Pour cela, votre rapporteure spéciale s'est intéressé aux dispositifs de veille et de sécurité sanitaires mis en place à l'étranger. Même si toute schématisation présente ses limites, deux grands modèles se dégagent :
- le modèle « tout agence » anglo-saxon et suédois où la gestion des risques sanitaires est confiée à des agences indépendantes ;
- le modèle de gestion ministérielle danois, où celle-ci est assurée, à titre principal, par l'administration.
Le système français , qui repose sur le principe de séparation des fonctions d'évaluation (dévolue aux agences) et de gestion du risque (qui relève de la responsabilité des administrations) semble dès lors offrir une voie intermédiaire entre ces deux modèles.
A ce stade et faute d'investigations approfondies, votre rapporteure spéciale ne peut conclure à la performance d'un modèle sur un autre . Une étude précise des références étrangères pourrait néanmoins apporter un éclairage intéressant sur le point d'équilibre à établir entre, d'une part, la préservation des prérogatives régaliennes et, d'autre part, la recherche d'une plus grande efficience du dispositif.
2. Les instruments de l'« Etat stratège »
a) Des moyens budgétaires clairement identifiés
Un préalable nécessaire au pilotage de toute politique publique est la connaissance exacte des moyens budgétaires consacrés à celle-ci.

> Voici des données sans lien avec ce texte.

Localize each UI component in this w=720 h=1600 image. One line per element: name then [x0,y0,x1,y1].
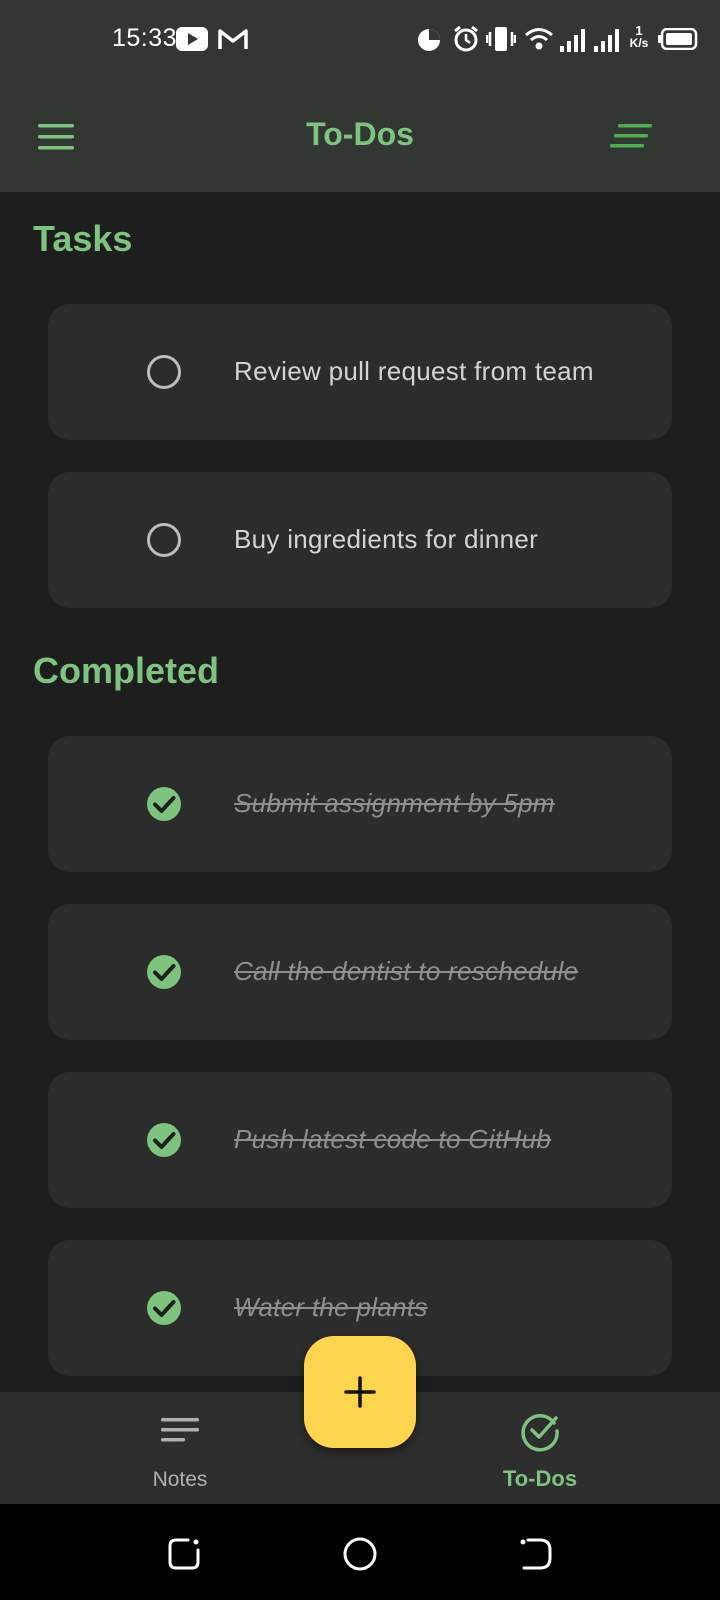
nav-label-notes: Notes [152,1468,208,1491]
net-speed-unit: K/s [629,36,649,50]
section-header-completed: Completed [33,650,220,691]
task-text: Review pull request from team [234,356,594,386]
alarm-icon [452,25,480,58]
check-circle-icon [147,955,181,989]
task-text: Call the dentist to reschedule [234,956,579,986]
plus-icon [344,1376,376,1408]
recents-button[interactable] [166,1536,202,1572]
battery-icon [658,27,698,55]
home-button[interactable] [342,1536,378,1572]
task-item[interactable]: Buy ingredients for dinner [48,472,672,608]
system-navigation-bar [0,1504,720,1600]
circle-outline-icon [147,355,181,389]
youtube-icon [176,27,208,56]
status-time: 15:33 [112,24,178,52]
checkbox-checked[interactable] [146,954,182,990]
gmail-icon [218,27,248,56]
checkbox-checked[interactable] [146,1122,182,1158]
status-bar: 15:33 1 K/s [0,0,720,80]
net-speed: 1 K/s [626,24,652,50]
recents-icon [168,1538,200,1570]
nav-item-notes[interactable]: Notes [130,1392,230,1504]
completed-task-item[interactable]: Push latest code to GitHub [48,1072,672,1208]
task-text: Water the plants [234,1292,428,1322]
check-circle-icon [147,1123,181,1157]
task-text: Push latest code to GitHub [234,1124,552,1154]
sort-icon [610,124,652,148]
circle-outline-icon [147,523,181,557]
checkbox-unchecked[interactable] [146,354,182,390]
check-circle-icon [521,1414,559,1452]
task-text: Submit assignment by 5pm [234,788,555,818]
vibrate-icon [485,26,517,57]
wifi-icon [524,27,554,56]
checkbox-unchecked[interactable] [146,522,182,558]
add-task-button[interactable] [304,1336,416,1448]
check-circle-icon [147,787,181,821]
back-icon [520,1538,552,1570]
completed-task-item[interactable]: Call the dentist to reschedule [48,904,672,1040]
section-header-tasks: Tasks [33,218,133,259]
nav-item-todos[interactable]: To-Dos [480,1392,600,1504]
signal-icon [594,28,622,57]
notes-icon [161,1418,199,1442]
check-circle-icon [147,1291,181,1325]
data-usage-icon [416,27,442,58]
completed-task-item[interactable]: Submit assignment by 5pm [48,736,672,872]
task-item[interactable]: Review pull request from team [48,304,672,440]
app-bar: To-Dos [0,80,720,192]
signal-icon [560,28,588,57]
back-button[interactable] [518,1536,554,1572]
checkbox-checked[interactable] [146,786,182,822]
sort-button[interactable] [610,122,654,152]
checkbox-checked[interactable] [146,1290,182,1326]
task-text: Buy ingredients for dinner [234,524,539,554]
home-icon [343,1537,377,1571]
nav-label-todos: To-Dos [502,1466,578,1491]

C'est pourquoi votre rapporteure spéciale préconise, comme le suggère le CIAP 80 ( * ) , que le Parlement puisse disposer d'un document de politique transversale « Sécurité sanitaire », piloté par le ministère de la santé.
b) Un profil diversifié des gestionnaires du risque
La réorientation de l'exercice de la tutelle vers le pilotage stratégique des opérateurs suppose également de revoir les compétences des personnels chargés de cet exercice, et particulièrement des responsables de programme . L'anticipation des risques, l'évaluation de la performance nécessitent en effet la mobilisation de ressources humaines qui combinent spécialité technique, management et gestion. Pour votre rapporteure spéciale, cette démarche doit s'inscrire dans l'instauration d'une réelle gestion prévisionnelle des effectifs et des compétences au sein de l'administration.
c) Une contractualisation plus évidente
Selon votre rapporteure spéciale, il est enfin indispensable que soit élaboré, pour chaque opérateur, un document où la performance annuelle de celui soit lisible . Ce document devrait être à la fois axé sur les objectifs des PAP et permettre de retracer les gains annuels d'efficience de chaque agence.
* 79 Mission d'audit de modernisation, IGF/IGAAC, rapport sur la tutelle et le pilotage des opérateurs au ministère de la culture, avril 2007.
* 80 CIAP, rapport d'audit n° 2006-AI-R-39-01 sur le programme n° 228.